If \(f\) is infinitely differentiable at a point, then this formula makes sense, however it doesn’t really approximate anything meaningful. For example, take the function

\[f(x) = \begin{cases} 1 \text{ if } -1 < x < 1 \\ 0 \text{ if } x \leq -1 \text{ or } x \geq 1. \end{cases}\]

It’s easy to see \(f\) is infinitely differentiable at \(x=0\), and its Taylor series will be just \(1\). However, it is also clear that \(f(x) \neq 1\). So while this locally did a good job, globally this is a bad approximation. On the other hand, if \(f(x)\) is infinitely differentiable on an interval, then we showed that the Taylor series actually converges to the function on that interval.
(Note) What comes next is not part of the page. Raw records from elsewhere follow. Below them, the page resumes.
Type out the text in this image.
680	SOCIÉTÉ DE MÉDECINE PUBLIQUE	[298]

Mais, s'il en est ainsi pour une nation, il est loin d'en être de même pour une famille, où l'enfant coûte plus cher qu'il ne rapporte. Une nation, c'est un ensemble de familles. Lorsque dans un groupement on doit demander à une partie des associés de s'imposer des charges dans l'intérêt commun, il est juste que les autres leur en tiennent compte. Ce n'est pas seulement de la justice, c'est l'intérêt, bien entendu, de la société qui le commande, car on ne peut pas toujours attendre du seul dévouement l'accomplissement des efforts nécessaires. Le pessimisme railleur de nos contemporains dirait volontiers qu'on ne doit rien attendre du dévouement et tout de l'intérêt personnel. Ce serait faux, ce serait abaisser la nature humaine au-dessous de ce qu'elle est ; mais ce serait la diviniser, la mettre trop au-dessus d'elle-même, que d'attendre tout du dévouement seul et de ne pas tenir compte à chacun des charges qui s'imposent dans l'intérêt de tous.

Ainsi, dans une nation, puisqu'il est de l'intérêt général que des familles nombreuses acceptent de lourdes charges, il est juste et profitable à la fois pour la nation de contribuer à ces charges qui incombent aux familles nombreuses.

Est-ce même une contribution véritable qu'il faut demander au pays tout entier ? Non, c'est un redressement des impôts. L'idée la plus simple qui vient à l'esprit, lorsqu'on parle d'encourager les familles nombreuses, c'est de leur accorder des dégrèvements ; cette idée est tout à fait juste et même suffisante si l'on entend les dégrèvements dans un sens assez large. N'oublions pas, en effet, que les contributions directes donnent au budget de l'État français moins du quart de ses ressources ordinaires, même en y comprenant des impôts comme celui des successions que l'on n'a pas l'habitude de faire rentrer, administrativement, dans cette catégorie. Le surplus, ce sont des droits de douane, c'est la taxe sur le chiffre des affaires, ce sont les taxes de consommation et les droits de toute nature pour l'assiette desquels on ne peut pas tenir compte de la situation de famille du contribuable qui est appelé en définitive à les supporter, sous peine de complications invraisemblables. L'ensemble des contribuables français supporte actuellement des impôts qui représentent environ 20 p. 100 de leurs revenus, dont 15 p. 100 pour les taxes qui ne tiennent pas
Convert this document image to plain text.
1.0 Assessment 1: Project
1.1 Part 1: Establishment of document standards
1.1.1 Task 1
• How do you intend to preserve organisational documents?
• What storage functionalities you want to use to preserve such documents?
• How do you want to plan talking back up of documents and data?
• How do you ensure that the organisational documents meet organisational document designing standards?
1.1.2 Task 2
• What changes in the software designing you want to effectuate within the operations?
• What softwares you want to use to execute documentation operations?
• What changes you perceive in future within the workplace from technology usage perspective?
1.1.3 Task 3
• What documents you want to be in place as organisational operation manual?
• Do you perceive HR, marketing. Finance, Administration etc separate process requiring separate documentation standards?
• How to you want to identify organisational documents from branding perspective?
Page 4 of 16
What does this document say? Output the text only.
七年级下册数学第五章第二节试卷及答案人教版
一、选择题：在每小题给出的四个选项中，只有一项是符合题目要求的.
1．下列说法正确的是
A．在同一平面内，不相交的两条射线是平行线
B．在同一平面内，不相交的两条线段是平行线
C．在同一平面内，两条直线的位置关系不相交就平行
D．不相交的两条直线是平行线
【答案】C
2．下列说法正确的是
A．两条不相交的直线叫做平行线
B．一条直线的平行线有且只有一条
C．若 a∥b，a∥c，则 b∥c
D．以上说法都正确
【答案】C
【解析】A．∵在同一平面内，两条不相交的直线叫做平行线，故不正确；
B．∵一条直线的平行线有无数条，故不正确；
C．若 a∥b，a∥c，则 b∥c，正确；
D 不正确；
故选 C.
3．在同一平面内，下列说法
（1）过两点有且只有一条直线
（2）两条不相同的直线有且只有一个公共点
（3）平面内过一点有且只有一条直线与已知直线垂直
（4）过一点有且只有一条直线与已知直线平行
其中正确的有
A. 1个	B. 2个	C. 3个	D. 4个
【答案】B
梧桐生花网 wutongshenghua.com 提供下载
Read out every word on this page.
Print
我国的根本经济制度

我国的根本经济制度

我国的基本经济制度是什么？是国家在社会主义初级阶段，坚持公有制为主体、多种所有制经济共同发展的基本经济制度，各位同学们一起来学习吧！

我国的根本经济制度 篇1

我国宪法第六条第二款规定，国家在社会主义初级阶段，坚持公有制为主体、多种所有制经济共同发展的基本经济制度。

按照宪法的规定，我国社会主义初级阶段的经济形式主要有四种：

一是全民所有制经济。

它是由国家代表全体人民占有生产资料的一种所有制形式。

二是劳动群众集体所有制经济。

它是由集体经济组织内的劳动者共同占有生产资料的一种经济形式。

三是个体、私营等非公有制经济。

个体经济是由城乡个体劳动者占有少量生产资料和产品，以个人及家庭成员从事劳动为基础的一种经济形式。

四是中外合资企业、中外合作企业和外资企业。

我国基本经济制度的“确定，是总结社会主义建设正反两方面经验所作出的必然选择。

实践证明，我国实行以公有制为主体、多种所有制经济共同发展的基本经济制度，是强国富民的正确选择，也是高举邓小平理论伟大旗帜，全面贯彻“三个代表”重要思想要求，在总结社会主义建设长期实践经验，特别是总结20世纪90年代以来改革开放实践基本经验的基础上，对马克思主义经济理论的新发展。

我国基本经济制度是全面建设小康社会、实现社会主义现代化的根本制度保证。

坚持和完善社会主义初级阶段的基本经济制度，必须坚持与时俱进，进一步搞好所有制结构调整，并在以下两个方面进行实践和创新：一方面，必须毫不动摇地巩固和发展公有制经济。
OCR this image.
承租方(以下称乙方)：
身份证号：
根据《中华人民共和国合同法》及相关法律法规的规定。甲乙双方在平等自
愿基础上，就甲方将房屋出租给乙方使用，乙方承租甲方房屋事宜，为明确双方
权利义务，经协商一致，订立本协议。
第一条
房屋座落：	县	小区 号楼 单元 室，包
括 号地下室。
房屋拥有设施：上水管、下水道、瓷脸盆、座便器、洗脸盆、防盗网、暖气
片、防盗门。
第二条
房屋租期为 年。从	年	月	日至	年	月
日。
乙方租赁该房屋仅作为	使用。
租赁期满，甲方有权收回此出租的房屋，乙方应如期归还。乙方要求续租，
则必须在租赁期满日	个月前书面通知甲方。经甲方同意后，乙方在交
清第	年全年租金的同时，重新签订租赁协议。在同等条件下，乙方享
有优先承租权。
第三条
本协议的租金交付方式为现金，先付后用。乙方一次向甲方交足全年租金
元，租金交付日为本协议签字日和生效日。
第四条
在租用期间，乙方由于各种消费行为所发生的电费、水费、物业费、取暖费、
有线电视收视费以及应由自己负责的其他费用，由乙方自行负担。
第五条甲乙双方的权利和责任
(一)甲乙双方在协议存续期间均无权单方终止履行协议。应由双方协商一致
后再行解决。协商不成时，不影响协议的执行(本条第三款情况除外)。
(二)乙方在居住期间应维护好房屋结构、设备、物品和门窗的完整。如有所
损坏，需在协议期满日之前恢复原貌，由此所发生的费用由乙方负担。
It’s clear we need to restrict to functions satisfying this property if we want to meaningfully study Taylor series as alternative ways of expressing functions.

As an aside, if the center \(a\) of a Taylor series is zero, then we call it a Maclaurin series.

We’ve already discussed some Taylor series. For example, since sine is infinitely differentiable, we can write

\[\sin(x) = \sum_{k=0}^\infty \frac{(-1)^k}{(2k+1)!} x^{2k+1}.\]

We can do a similar thing with cosine:

\[\cos(x) = \sum_{k=0}^\infty \frac{(-1)^k}{(2k)!} x^{2k}.\]

I recommend trying to calculate the Maclaurin series of \(e^x\) on your own.

Calculus and Taylor Series

Here’s a powerful theorem that we will be using a lot.

Theorem: Let

\[f(x) = \sum_{k=0}^\infty a_k (x-a)^k\]

be a function defined by a power series with radius of convergence \(R\). Then \(f(x)\) is continuous and differentiable on \((c-R, c+R)\), and we have

\[f'(x) = \sum_{k=1}^\infty a_k \cdot k \cdot (x-a)^{k-1},\]

with radius of convergence \(R\), and

\[\int f(x)dx = C + \sum_{k=0}^\infty a_k \frac{(x-c)^{k+1}}{k+1},\]

with radius of convergence \(R\). We can use this trick to integrate hard functions.